Em visita recente ao Brasil, a LEGO informou que enviará mais seis mil kits ao país, que deverão chegar no início do próximo ano e, como os outros já recebidos, serão distribuídos por todo o Brasil junto às escolas públicas. Vejo as crianças brincarem na Fundação e é sempre muito comovente.

ML: De que forma a Fundação trabalha a inovação?

FDM: A Fundação Dorina está sempre em busca das melhores tecnologias para as pessoas com deficiência visual, atualizamos nossa biblioteca virtual a Dorinateca, hoje mais moderna e acessível. Nosso estúdio para gravação de audiobooks conta com a mais moderna tecnologia, além de sala especial para gravação de aulas com teleprompter.

Já a Linha Braille, é um conversor instantâneo de textos e dados de computadores, dispositivos móveis ou de uma memória interna para uma linha de texto em alto relevo, que utiliza o Sistema Braille e facilita o cotidiano de estudos e trabalho. Tudo isso para transformar a vida das pessoas com mais acessibilidade e possibilidades.

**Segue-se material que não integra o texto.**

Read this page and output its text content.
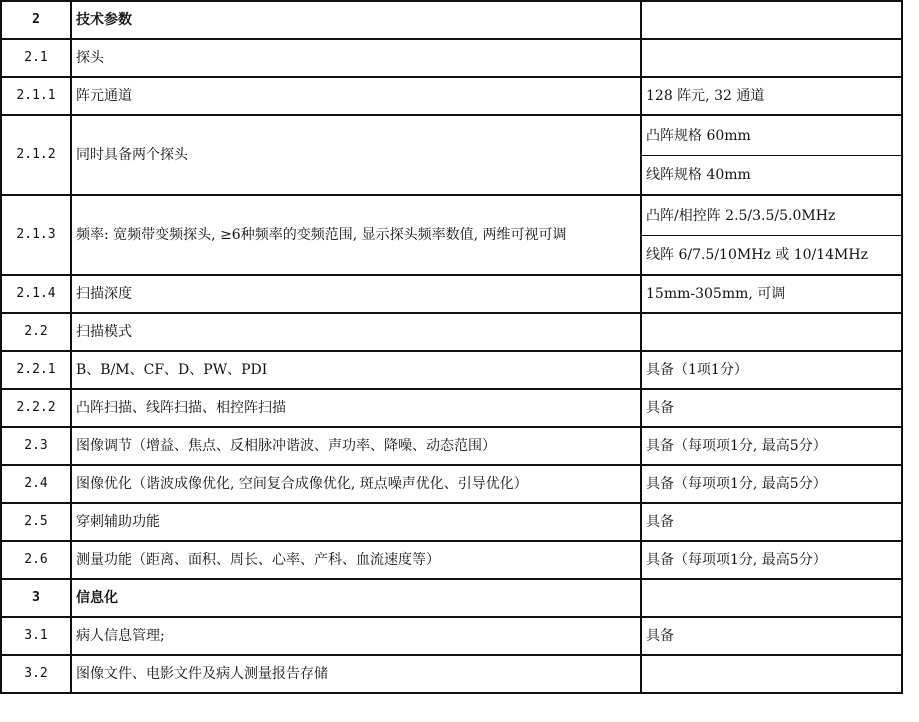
2	技术参数	
2.1	探头	
2.1.1	阵元通道	128 阵元, 32 通道
2.1.2	同时具备两个探头	凸阵规格 60mm
线阵规格 40mm

2.1.3	频率: 宽频带变频探头, ≥6种频率的变频范围, 显示探头频率数值, 两维可视可调	凸阵/相控阵 2.5/3.5/5.0MHz
线阵 6/7.5/10MHz 或 10/14MHz

2.1.4	扫描深度	15mm-305mm, 可调
2.2	扫描模式	
2.2.1	B、B/M、CF、D、PW、PDI	具备（1项1分）
2.2.2	凸阵扫描、线阵扫描、相控阵扫描	具备
2.3	图像调节（增益、焦点、反相脉冲谐波、声功率、降噪、动态范围）	具备（每项项1分, 最高5分）
2.4	图像优化（谐波成像优化, 空间复合成像优化, 斑点噪声优化、引导优化）	具备（每项项1分, 最高5分）
2.5	穿刺辅助功能	具备
2.6	测量功能（距离、面积、周长、心率、产科、血流速度等）	具备（每项项1分, 最高5分）
3	信息化	
3.1	病人信息管理;	具备
3.2	图像文件、电影文件及病人测量报告存储	
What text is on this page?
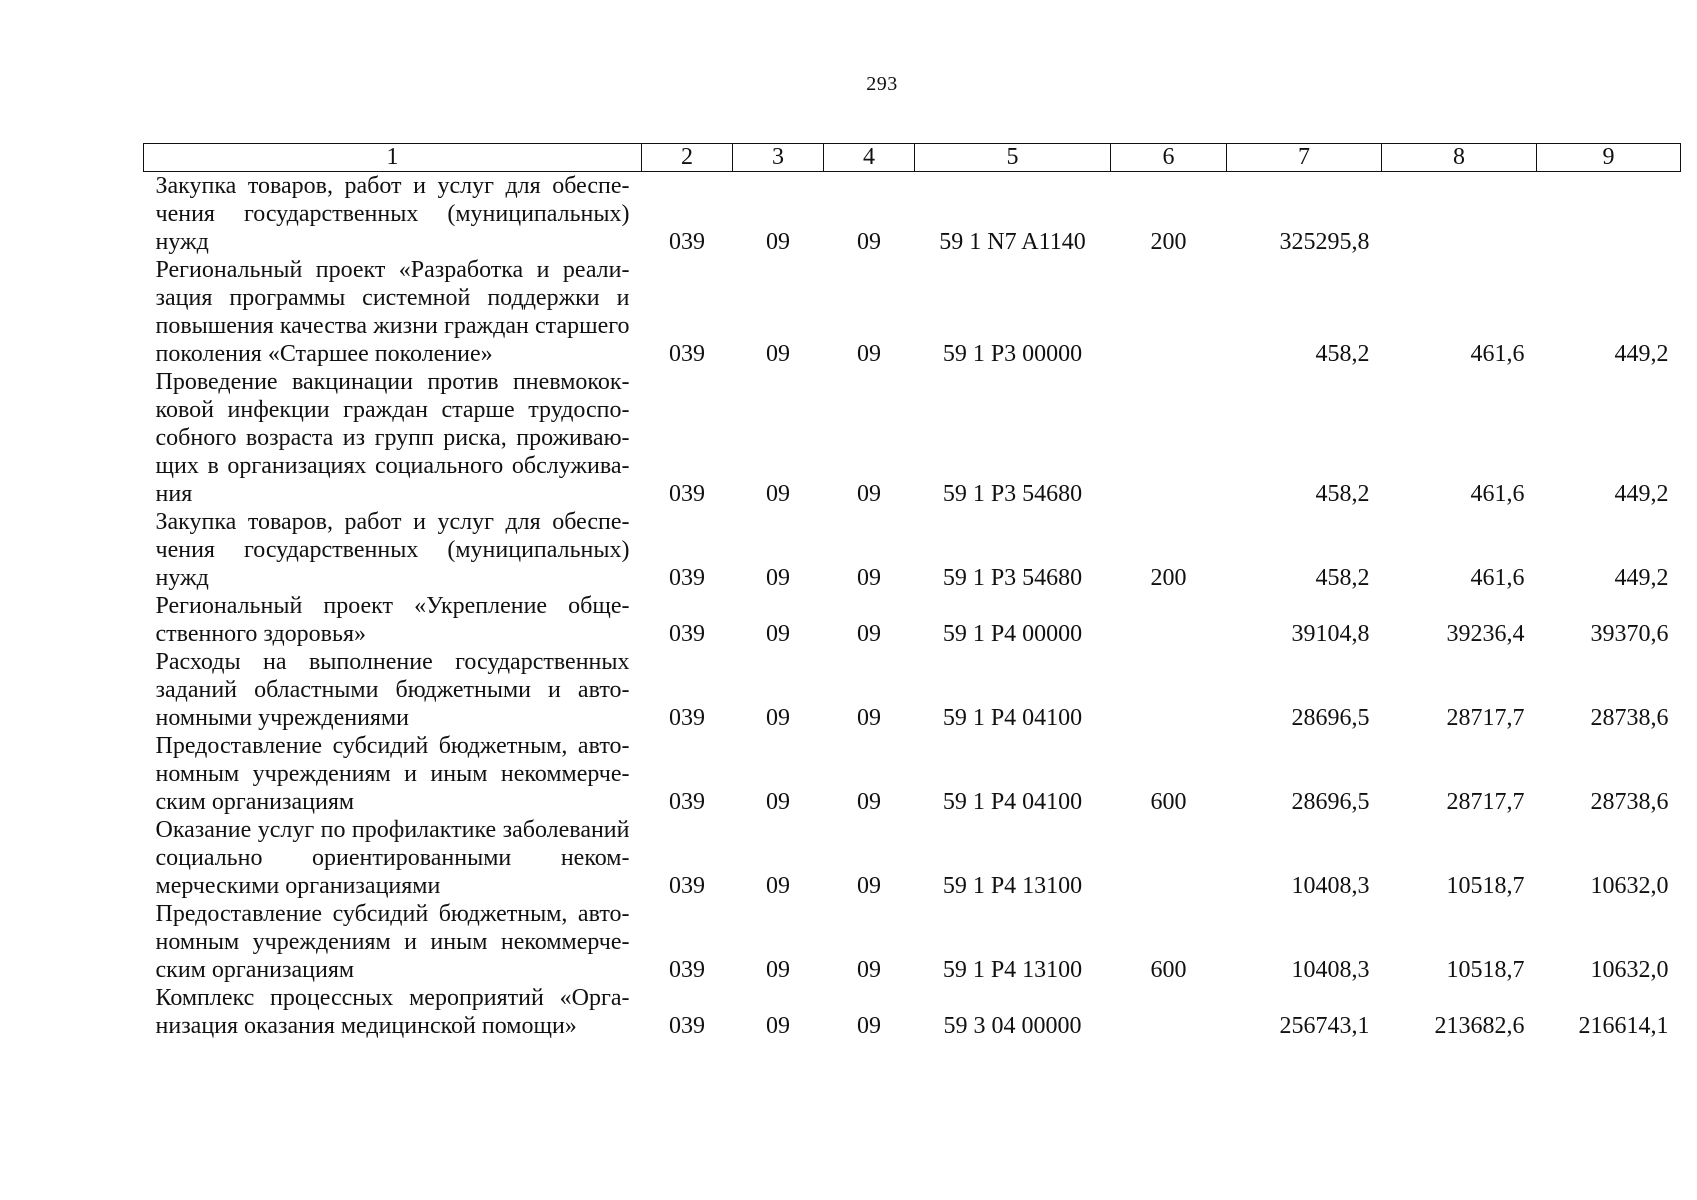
293
1	2	3	4	5	6	7	8	9
Закупка товаров, работ и услуг для обеспечения государственных (муниципальных) нужд	039	09	09	59 1 N7 A1140	200	325295,8		
Региональный проект «Разработка и реализация программы системной поддержки и повышения качества жизни граждан старшего поколения «Старшее поколение»	039	09	09	59 1 Р3 00000		458,2	461,6	449,2
Проведение вакцинации против пневмококковой инфекции граждан старше трудоспособного возраста из групп риска, проживающих в организациях социального обслуживания	039	09	09	59 1 Р3 54680		458,2	461,6	449,2
Закупка товаров, работ и услуг для обеспечения государственных (муниципальных) нужд	039	09	09	59 1 Р3 54680	200	458,2	461,6	449,2
Региональный проект «Укрепление общественного здоровья»	039	09	09	59 1 Р4 00000		39104,8	39236,4	39370,6
Расходы на выполнение государственных заданий областными бюджетными и автономными учреждениями	039	09	09	59 1 Р4 04100		28696,5	28717,7	28738,6
Предоставление субсидий бюджетным, автономным учреждениям и иным некоммерческим организациям	039	09	09	59 1 Р4 04100	600	28696,5	28717,7	28738,6
Оказание услуг по профилактике заболеваний социально ориентированными некоммерческими организациями	039	09	09	59 1 Р4 13100		10408,3	10518,7	10632,0
Предоставление субсидий бюджетным, автономным учреждениям и иным некоммерческим организациям	039	09	09	59 1 Р4 13100	600	10408,3	10518,7	10632,0
Комплекс процессных мероприятий «Организация оказания медицинской помощи»	039	09	09	59 3 04 00000		256743,1	213682,6	216614,1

Muitas pessoas que ficam cegas, muitas vezes, nunca ouviram falar da Fundação e já existimos há 78 anos como referência em habilitação e reabilitação. São necessários parceiros, divulgação constante, educação continuada e incentivo aos serviços de ponta como saúde, assistência social, educação e previdência para que as pessoas tenham acesso a reabilitação.